The car is packed to groaning point. I am trying to save us some of the tedium of the first holiday shop by sticking olive oil, bottles of wine, washing powder etc round the cheese grater and tea towels.
I have visions of us arriving at a well stocked Waitrose in a foreign clime, and pleasantly waltzing round the supermarket picking fine cheeses and other perishables, all of which will fit neatly in one, hand held basket and laughing at other people laden down with day to day boring things. I will be congratulating myself on my foresight and planning, and the children will be cherubim sent down from on high.
The reality is that we will drive ninety eight times round an impenetrable one way system, where we can see the supermarket, but not find any human way to reach it short of constructing a new road out of the car’s floor mats. By the time we arrive we will be fraught beyond belief and the children’s swearing vocabulary will have come on alarmingly.
Once there we will fail to do even the simplest thing without conflict.

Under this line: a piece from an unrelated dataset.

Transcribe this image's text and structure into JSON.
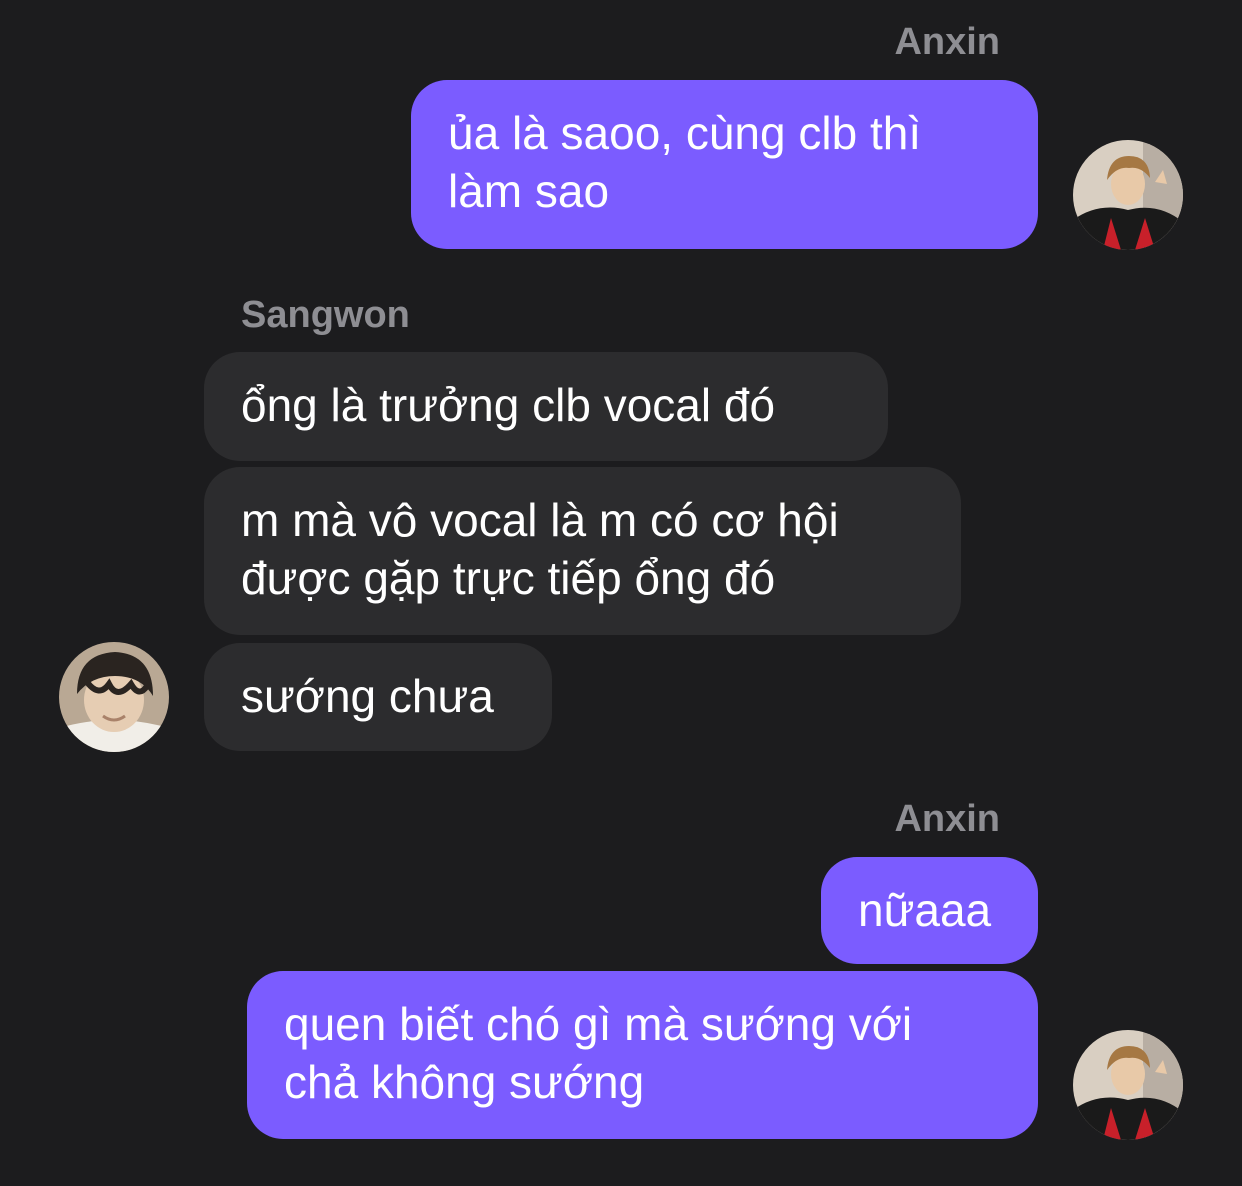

We will fight and argue our way round the aisles like warriors planning a surprise attack, badly. There will be disagreement over everything from what kind of cheese to buy to whether pink milk is necessary for our survival. Oscar and Tallulah will be shouting the equivalent of ‘rip their bloody ‘eads off,’ to nobody in particular. Tilly will be saying: ‘I’m sure everything is very nice really.’ I’ll be saying: ‘I’ve got a blinding headache. I’m going to lie down until the weather’s better. We’ll do it tomorrow.’ There will be a great deal of noise and skirmishing.
I will be constantly on the defensive as the children furtively try to fill the trolley with Haribo Star Mix, and I empty it out on one side as the children throw it in the other.
At one point, someone will weep.
It will probably be me.
I will find three thousand things that are necessary to my survival and buy them all, despite probably being given a kitchen the size of a broom cupboard, and it already being full of stuff I have bought with me. We will then spend the next six days tripping over small, artisanal jars of rouille, just because I thought it looked tasty, but have nothing to cook it with.
We will get to the house, only to find that I can cook a three course meal with no difficulty whatsoever, but the children will be forced to wear pairs of pants tied together with baler twine to adequately cover their naked, shivering forms because I will be bound to have forgotten crucial things like clothes.
In the meantime I have crossed off nearly everything on my list. The fridge has been detoxed. The bread bin has been emptied. I have taken the bins out.
Hopefully nothing will rise up and kill Derek while we are away.
Except Granny, who has been left with the onerous task of looking after her in our absence.
Granny will be popping in, several times a day to feed and entertain Derek and keep her litter tray from melting.
Granny is already worrying that Derek will be lonely. I do not worry that Derek will be lonely, because I know granny of old. Granny will start off with a little light visiting, and by the time we get back next Friday, Derek will be astride a small, hand crafted throne at granny’s house while grandad brings her chocolate brioche on a silver tray, and Robert slaves away in the kitchen preparing carpaccio of beef for her next course.
Then, when Derek realizes she has to come home with us, the people who only feed her cat food, there will be a revolution and possibly a siege, with granny and grandad being held hostage while Derek roams the ramparts shouting; ‘You’ll never take me alive.’
That is how it will go.
Right. We’re off to the wilds of Gloucestershire my darlings.
I may or may not be blogging while I am away. They say they have Wifi. This does not always mean that they have Wifi, and until Jason arrives on Monday night it will be largely irrelevant anyway, as I am useless with technology, even when it is there.
i look forward to hearing of your adventures, culinary and otherwise, in ‘foreign’ climes. And I’m positive baler twine is all the rage somewhere
I wish u have a lovely, lovely, fun filled trip with none of the mishaps u mentioned
Love your writing !!! it keeps me so sane
Enjoy your holiday with your cherubs and more food than you could possibly eat.
I will look forward to Derek’s blog as she takes her rightful place in the Boo household. (Hope she doesn’t change the locks.)
Sharon
I will get around to telling you lovely things very soon. I promise.
Doll
Thank you honey.xx
Em
Derek was far too busy being waited on hand and foot to write anything.